22.05.2023 - 22:51 | Son Güncellenme:
İçişleri Bakanı Süleyman Soylu'nun açıklamaları şu şekilde: Bugün Ayvansaray'da roman kordinasyon merkezindeydik. Ben roman dilinde yaklaşık 50-60 kelime biliyorum. Ben Gaziosmanpaşa'da yaşadım. Orada baya bir roman var. Bizim sınıf arkadaşlarımız vesaire vardı hep beraber büyüdük. Bizde babadan kalma bir roman dostluğu var. Onların işlerinde güçlerinde zorluklarında hep romanlarla beraber olduk.
'YÜZDE 90'LIK KONSOLİDASYON YAKALADIK'
Siyasete ben şöyle bakarım; Bir kampanya psikolojisi vardır. Kampanyaya giren kişi sahanın etkisini kaybedebilir. Sadettin Bilgiç'in yanında 17-18 yaşlarında bütün konuşmalar ve anonsları ben yapıyordum. Kampanyada şöyle bir şey var; Birinci çevre size yakın olanlar, İkinci çevre izleyenler, Üçüncü çevre de size karşıt olanlar. 3 halka vardır. Ben birinci, ikinci ve üçüncü halkayı da görürüm. Biz kampanyaya başladığımızda birinci kampanyamız zayıftı. Kampanyanın ardından yüzde 90'lık konsolidasyon yakaladık. O konsolidasyon hala devam ediyor. Bizim taraftaki konsolidasyon çok yüksek, karşı tarafta düştü. Birinci turdan sonra kaybetme korkusu. Seçimi kaybetme korkusu değil. Türkiye'nin bu zamana kadar geldiği noktayı kaybetme korkusu. İkinci korku; Terör korkusu ve LGBT korkusu, hiç endişe etmeyin böyle bir şey olmayacak dedik. Macaristan'da Başbakan seçimlere giderken, Soros Macaristan'da seçimlere etki etmek istedi, Macar İçişleri Bakanı dostum benim. Seçime ABD'nin bizzat para gönderdiğini ben ilk defa gördüm. Burada ABD para gönderdi dikkatli olun dedi. ABD, Avrupadaki bir çok ülkeyi konsolide ederek bizim içimizdeki LGBT derneklerine çok fazla yardım yapıyor. TV dizileri gibi yerlere çok fazla yardım yapıyor. ABD'nin iki şeyi var; Bir LGBT üzerinden yürür, iki Çin'e karşı Uygur Türklerinin üzerinden yürür. Türkiye'yi bir saha olarak görüp, Türkiye'yi de etkileyerek bizim Uygur Türklerine karşı bir şeyler yapabilmek ve Çin'i sıkıştırmak istedi. Bunu ABD uzun süredir iç politika haline getirdi.

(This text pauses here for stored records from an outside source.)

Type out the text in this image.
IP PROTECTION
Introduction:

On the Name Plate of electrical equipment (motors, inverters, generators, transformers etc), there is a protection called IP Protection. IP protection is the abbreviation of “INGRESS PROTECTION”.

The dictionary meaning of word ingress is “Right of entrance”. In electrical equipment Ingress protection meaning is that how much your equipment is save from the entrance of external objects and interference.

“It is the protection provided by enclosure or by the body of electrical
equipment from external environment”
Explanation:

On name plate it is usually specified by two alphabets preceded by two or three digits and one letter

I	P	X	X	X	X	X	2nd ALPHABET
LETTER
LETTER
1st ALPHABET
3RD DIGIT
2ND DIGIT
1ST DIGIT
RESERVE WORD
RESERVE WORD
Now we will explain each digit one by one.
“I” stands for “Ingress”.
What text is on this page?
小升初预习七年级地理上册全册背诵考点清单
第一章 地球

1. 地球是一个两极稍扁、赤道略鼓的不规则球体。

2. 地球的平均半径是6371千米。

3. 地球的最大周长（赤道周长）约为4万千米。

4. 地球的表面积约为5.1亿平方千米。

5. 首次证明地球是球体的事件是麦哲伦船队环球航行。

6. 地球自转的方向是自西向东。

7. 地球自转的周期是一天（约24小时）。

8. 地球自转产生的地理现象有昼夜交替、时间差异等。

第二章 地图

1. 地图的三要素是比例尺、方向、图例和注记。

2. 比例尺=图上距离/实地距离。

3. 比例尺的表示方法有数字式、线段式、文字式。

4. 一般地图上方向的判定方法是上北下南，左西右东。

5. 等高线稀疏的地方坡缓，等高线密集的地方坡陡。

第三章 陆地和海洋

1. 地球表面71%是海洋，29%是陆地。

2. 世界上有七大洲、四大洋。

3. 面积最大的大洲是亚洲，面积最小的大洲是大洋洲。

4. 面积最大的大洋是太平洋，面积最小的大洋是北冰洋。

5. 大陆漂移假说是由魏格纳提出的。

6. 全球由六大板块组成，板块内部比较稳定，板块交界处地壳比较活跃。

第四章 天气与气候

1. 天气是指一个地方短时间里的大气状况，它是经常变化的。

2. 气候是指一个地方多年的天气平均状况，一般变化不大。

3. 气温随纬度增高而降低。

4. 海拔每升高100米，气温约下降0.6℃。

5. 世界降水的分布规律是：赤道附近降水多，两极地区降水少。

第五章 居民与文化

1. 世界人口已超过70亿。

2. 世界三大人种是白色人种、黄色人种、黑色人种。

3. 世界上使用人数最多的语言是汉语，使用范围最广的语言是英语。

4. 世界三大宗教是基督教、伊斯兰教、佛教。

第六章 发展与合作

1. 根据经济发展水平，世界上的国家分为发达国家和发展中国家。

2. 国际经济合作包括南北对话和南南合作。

Benim kaanatim odur, Türkiye'nin aile yapısana, gelecekti planlarına karşı ön plana çıkartığı şeydir. Ben PKK'nın da normal terörizmden çok kültürel terörizm yaptığını düşünmekteyim. Ne zaman PKK devreye girdi, seküler bir anlayış, buna seküler demekte yanlış olur belki. PKK, Ladin'i bir örgüt. Doğu'da aile yapısını parçalamak istedi. Doğu ve Güneydoğu'da kadının özgürlüğü ve hakları konusunda öne bir şeyler sürdü ve batıda bunu destekledi. İşid'de İslam'la karşı kurulan bir örgüttür. FETÖ'de hristiyanlaşma örgütüdür.
'BU KARARIN İKİ SEBEBİ VAR'
Birincisi Sinan Oğan birinci turda da mümkün olduğu ölçüler çevresinde milli bir yol ortaya koydu, elbette bize söyledikleri de olacak çünkü aday. Muharrem İnce'nin de yarıştan çekildikten sonra oylarının oraya geçtiğini düşünüyoruz. 3 puanlık bir oy var. O oyların sürekli gezdiğini düşünüyoruz. Önceden bunlar yüzer gezer oy denilirdi. Bunlar protest milliyetçi oylar. Aslında İYİ Parti'nin oylarıydı bunlar. Burada o protest milliyetçi oylar, hem İYİ Parti'de oldu, hem Muharrem İnce'de oldu ondan sonra da Sinan Oğan'da oldu. Protest milliyetçi oylar olabilir elbette ama günün sonunda bir değerlendirme yapılıyor. Bu değerlendirmede niçin bizde değil niçin Kılıçdaroğlu hattında değil? Burada belki bize karşı bir tanımlayamadığı bir değerlendirme var. Diğer tarafta olmamasının tam anlamı şu: İki sebebi var. Hem dış politika açısından milliyetçiliğin. Hem iç politika açısından. Dış politika açısından mesela şudur. Kılıçdaroğlu biz Suriye'den Mehmetçiği çekeceğiz dedi. Oradan askeri çekince orada bir terör devleti kurulacak. Türkiye'de en çok etkilenen ve en çok takım olarak hamle yapan milliyetçi seçmendir. Milliyetçi seçmen politik seçmendir. İYİ Parti'nin bir bölümü benim kanaatim protest seçmendir. Cem Uzan'ın oyları vardı. Onlara dönerci dediler ama çok yanlış, çok okumuş, kendini geliştirmiş seçmeni de vardı. Lütfü Türkkan şehit ailesine küfrettiği an İYİ parti'de 2,3 puan bir kayıp oldu. 13,5 puandan 10.2'ye düştü o an. Demek ki İYİ Parti'nin içerisinde böyle bir kitle var. Burada milliyetçi seçmenin konsolide olmasının en temel sebebi Türkiye'nin jeopolitiğidir. Orta Asya Türk devletleri kavramıdır.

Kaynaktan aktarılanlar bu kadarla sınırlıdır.